Chairperson of the Board of Directors , Maya Forest Corridor Trust

    Education

    Ph.D. Biology, St. Louis University

    Science is a very important part of the puzzle, but there’s also the people dimension which you can’t always predict using science. Conservation is that nexus where we use science to inform our decision making but always in the context of trying to understand the relationships and what it is that we’re doing for people.

    - Elma Kay, chairperson of the board of directors, Maya Forest Corridor Trust

    Elma Kay grew up surrounded by lush green forest at the family home her parents built near a lagoon that linked out to the sea in rural Corozal, Belize. “We were always playing outdoors and looking for animals and trying to figure out what we could eat from the bush. That ecosystem is a part of what I grew up exploring—it was a very outdoorsy life and childhood.” Though her grandparents were sailors and seafarers, her parents’ generation had access to ever-expanding roads, and their connection to the sea was lost. 
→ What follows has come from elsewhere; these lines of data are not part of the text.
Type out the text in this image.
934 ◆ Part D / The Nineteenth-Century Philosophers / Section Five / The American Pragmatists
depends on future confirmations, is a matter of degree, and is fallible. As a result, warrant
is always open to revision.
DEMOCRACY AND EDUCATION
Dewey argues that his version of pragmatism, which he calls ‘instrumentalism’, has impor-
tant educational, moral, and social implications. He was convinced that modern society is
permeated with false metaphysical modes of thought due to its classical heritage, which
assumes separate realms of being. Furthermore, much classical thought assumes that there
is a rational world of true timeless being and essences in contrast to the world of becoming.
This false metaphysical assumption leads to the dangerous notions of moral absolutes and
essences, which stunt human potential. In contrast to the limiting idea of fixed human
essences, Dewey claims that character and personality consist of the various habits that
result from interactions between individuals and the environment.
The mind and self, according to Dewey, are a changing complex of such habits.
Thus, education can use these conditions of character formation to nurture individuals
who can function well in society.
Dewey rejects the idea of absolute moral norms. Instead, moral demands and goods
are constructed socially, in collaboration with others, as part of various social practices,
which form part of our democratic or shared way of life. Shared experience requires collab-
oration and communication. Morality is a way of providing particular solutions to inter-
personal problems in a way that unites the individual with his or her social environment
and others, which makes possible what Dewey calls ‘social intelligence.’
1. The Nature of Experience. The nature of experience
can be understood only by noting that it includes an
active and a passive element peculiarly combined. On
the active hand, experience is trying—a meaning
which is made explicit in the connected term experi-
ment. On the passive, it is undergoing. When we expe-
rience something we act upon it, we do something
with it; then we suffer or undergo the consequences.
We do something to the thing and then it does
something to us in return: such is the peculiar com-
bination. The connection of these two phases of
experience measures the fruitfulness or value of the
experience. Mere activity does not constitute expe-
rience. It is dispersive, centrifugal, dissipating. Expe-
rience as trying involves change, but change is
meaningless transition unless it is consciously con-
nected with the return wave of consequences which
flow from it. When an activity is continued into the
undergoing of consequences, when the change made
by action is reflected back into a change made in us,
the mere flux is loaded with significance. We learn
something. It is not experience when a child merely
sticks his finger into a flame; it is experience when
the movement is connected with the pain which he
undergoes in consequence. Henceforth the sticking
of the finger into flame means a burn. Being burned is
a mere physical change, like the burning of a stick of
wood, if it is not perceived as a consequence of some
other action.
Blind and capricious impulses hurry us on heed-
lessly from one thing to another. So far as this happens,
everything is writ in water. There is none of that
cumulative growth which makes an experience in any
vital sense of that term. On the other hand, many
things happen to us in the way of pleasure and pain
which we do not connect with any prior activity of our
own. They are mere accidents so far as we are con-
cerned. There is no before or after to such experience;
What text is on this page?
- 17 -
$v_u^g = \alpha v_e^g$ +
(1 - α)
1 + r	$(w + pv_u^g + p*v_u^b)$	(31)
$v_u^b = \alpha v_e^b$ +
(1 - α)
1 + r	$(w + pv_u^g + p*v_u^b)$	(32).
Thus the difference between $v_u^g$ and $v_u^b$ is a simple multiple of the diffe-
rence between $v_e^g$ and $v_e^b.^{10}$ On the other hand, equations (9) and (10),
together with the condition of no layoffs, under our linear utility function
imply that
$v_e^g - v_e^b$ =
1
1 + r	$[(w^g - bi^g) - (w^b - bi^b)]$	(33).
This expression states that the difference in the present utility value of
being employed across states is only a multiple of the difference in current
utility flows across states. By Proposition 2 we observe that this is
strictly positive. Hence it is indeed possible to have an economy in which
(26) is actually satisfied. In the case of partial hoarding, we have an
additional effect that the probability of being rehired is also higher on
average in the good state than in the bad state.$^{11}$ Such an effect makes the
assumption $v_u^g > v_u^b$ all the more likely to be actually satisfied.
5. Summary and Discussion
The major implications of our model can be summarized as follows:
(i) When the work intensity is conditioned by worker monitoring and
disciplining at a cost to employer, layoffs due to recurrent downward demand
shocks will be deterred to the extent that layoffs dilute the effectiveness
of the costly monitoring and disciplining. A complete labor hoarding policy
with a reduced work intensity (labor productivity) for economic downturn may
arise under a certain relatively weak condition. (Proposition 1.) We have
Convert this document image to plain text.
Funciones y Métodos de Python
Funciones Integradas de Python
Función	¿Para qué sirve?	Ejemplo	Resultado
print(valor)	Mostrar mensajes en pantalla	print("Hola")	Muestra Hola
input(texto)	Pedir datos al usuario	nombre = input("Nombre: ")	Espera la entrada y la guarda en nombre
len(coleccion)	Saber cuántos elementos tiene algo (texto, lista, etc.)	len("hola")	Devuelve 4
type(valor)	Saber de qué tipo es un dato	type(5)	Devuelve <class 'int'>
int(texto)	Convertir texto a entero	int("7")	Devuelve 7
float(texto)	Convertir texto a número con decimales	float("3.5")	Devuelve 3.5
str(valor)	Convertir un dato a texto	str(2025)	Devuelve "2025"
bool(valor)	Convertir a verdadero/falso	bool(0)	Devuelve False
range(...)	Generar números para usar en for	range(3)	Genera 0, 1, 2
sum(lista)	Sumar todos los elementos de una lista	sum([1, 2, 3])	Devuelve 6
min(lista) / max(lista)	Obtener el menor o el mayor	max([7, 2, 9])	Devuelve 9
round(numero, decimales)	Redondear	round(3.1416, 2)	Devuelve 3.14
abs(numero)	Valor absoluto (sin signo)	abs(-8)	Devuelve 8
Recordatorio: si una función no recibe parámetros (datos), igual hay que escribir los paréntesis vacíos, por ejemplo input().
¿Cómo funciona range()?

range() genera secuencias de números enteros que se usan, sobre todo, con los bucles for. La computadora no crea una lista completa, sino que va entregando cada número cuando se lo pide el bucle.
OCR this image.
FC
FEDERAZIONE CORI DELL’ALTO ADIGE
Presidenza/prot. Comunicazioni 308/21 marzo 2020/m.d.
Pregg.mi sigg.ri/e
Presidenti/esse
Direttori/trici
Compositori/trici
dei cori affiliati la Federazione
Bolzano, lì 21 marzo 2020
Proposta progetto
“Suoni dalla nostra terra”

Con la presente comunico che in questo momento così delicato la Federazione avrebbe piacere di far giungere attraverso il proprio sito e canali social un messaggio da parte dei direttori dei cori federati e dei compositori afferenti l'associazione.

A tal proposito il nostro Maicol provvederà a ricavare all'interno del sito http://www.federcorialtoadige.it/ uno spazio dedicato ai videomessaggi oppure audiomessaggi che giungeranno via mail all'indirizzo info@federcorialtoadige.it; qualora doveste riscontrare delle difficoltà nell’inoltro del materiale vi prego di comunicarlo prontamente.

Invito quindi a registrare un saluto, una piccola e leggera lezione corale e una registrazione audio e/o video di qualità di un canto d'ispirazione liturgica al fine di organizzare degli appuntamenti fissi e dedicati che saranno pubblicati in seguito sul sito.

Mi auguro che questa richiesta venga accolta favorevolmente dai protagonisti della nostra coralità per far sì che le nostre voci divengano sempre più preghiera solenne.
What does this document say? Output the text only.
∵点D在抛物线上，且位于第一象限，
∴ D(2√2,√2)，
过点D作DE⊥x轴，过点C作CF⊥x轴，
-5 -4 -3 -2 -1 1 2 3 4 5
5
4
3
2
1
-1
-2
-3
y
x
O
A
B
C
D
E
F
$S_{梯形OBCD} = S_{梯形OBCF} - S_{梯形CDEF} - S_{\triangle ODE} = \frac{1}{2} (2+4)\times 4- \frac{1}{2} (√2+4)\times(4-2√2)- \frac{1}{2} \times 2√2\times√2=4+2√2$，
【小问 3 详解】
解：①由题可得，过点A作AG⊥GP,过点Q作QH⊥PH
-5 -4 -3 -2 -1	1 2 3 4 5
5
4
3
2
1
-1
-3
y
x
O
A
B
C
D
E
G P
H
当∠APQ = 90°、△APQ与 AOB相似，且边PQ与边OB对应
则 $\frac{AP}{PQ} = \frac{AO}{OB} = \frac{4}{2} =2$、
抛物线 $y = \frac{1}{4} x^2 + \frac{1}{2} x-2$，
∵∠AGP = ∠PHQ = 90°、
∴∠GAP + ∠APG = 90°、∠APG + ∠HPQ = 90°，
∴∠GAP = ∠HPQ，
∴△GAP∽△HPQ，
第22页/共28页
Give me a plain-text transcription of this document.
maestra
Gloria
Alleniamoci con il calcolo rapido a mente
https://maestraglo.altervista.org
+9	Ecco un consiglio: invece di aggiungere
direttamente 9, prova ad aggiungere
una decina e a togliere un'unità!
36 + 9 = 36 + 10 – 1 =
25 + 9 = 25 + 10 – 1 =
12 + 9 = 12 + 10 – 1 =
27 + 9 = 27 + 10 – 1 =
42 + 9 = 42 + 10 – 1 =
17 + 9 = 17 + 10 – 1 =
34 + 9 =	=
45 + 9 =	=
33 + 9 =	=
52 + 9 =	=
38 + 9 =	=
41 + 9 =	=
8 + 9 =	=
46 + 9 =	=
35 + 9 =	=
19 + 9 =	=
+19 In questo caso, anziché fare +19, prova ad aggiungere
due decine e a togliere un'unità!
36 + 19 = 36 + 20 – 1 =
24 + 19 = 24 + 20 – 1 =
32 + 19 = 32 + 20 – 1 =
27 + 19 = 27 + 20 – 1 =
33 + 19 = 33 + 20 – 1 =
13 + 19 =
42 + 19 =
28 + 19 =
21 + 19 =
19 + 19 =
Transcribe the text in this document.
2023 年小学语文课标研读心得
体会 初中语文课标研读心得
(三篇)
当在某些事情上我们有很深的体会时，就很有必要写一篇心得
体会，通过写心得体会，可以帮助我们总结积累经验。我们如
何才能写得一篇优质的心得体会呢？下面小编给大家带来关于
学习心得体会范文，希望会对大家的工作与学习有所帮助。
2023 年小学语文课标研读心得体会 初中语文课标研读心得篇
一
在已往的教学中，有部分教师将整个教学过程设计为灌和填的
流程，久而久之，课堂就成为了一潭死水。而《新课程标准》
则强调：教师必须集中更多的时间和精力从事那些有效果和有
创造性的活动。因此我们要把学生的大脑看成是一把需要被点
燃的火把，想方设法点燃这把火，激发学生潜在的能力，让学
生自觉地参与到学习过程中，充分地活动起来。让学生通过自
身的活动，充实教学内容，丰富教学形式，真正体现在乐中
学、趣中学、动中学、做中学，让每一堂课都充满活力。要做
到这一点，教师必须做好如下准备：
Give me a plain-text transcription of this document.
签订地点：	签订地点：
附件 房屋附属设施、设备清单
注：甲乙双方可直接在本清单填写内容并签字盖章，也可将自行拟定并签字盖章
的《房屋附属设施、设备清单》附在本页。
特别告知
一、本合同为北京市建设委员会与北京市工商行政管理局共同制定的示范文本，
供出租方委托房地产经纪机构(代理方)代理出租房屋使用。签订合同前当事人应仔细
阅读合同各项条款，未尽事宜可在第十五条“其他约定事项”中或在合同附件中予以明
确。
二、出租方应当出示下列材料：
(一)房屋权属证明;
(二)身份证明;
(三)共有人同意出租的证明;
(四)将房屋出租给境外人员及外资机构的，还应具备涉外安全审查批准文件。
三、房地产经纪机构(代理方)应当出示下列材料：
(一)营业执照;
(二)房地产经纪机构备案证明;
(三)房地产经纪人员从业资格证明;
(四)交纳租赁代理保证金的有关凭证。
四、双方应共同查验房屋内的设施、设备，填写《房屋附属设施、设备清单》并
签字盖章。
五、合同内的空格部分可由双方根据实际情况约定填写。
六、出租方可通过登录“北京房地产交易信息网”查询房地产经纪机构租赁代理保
    She had to leave home to attend high school because the village she lived in, Progreso, only offered primary school. Every Monday, Elma and her sister took a bus about an hour to the school, staying with friends and family members and returning on Fridays. If the bus wasn’t running, they would catch a ride on a sugarcane truck. If the weather was bad, they may not be able to return home for the weekend. In the second year, she had to choose a path to study. “In my mind, I was sure that I was going to do science. I had no doubt.” And she did. She graduated—one of six women in a class of approximately 30 students—who chose science.

    Elma received a scholarship to St. John’s Junior College in Belize City, and then one to Saint Louis University (where she got to explore the Ozarks and its flora), moving further and further from home. Yet, her academic career was taking off and she soon found herself with a double major in biology and chemistry, and bound for graduate work pursuing a masters in molecular biology. “However, as much as I loved working in a lab, I really wanted to be outdoors,” she said. During summer visits back in Belize, she volunteered with friends working with the forestry department. As she pursued her PhD, she did her fieldwork throughout the Caribbean, in Jamaica, Puerto Rico, the Dominican Republic, and Cuba. “It wasn’t Belize, but it was pretty close,” she said, noting that Jamaica shares a lot culturally and ecologically with Belize. Soon after finishing her master's, she met Sharon Matola, an American woman who launched the Belize Zoo and Tropical Education Center. Through this relationship, Elma started a botanical collection at the Zoo.

    The goal was always to come home. “A big reason I went to school was to return and work at home,” Elma said. Though she had doubts early in her education that she could never do the things she was doing abroad back home in Belize, Elma grew in her experience and confidence that she could apply what she’d learned to her home country. Her homecoming coincided with the first-ever national protected area system plan adopted by Belize. The Environmental Research Institute she co-founded at the University of Belize was designed to fill the science gaps that that plan required, including monitoring and information. “In all those years of working to build that capacity for science, I also realized how much of it has everything to do with people, and little with science.”

    All of these experiences have led Elma and colleagues to create the Maya Forest Corridor Trust, a Belizean non-profit that is the trustee for newly purchased lands in the Maya Forest Corridor that were the most threatened by massive clear-cutting. The Maya Forest Corridor is a stretch of forest that allows animals to move across their full range in search of habitat, food and breeding opportunities. This corridor ensures the survival of many wildlife species, including jaguars, tapirs, river turtles, pumas and pig-like peccaries, which have disappeared across 87 percent of their range in Mesoamerica. Re:wild is the biggest partner in this land purchase effort that must continue for the full corridor connection to be completed. “There are projects that are easy to do and can be done and those that are hard, but we must do. The corridor is one we must do even if it takes us another decade, not just for Belize but for the region, and we still need all the support we can get,” Elma said.

    “Healthy wildlife populations are a critical part of our economy, culture and history in Belize,” Elma said. When completed, the corridor will consolidate Belize’s protected areas system, just as its existence in many ways represents the consolidation of so much of Elma’s professional and personal experiences.

    Elma Kay is currently the Managing Director of the Belize Maya Forest Corridor Trust that stewards 236,000 acres of forest recently protected by TNC and partners northwest of the Maya Forest Corridor.

    All photos ©Eva Lepiz/Courtesy TNC

    Wild Facts

    • Elma Kay has been part of a decade-long effort to establish and permanently protect the Maya Forest Corridor.

    • Without the Maya Forest Corridor, jaguars would go extinct in the southern half of the Maya Forest within 50 years.

    • Elma Kay co-founded the University of Belize Environmental Research Institute.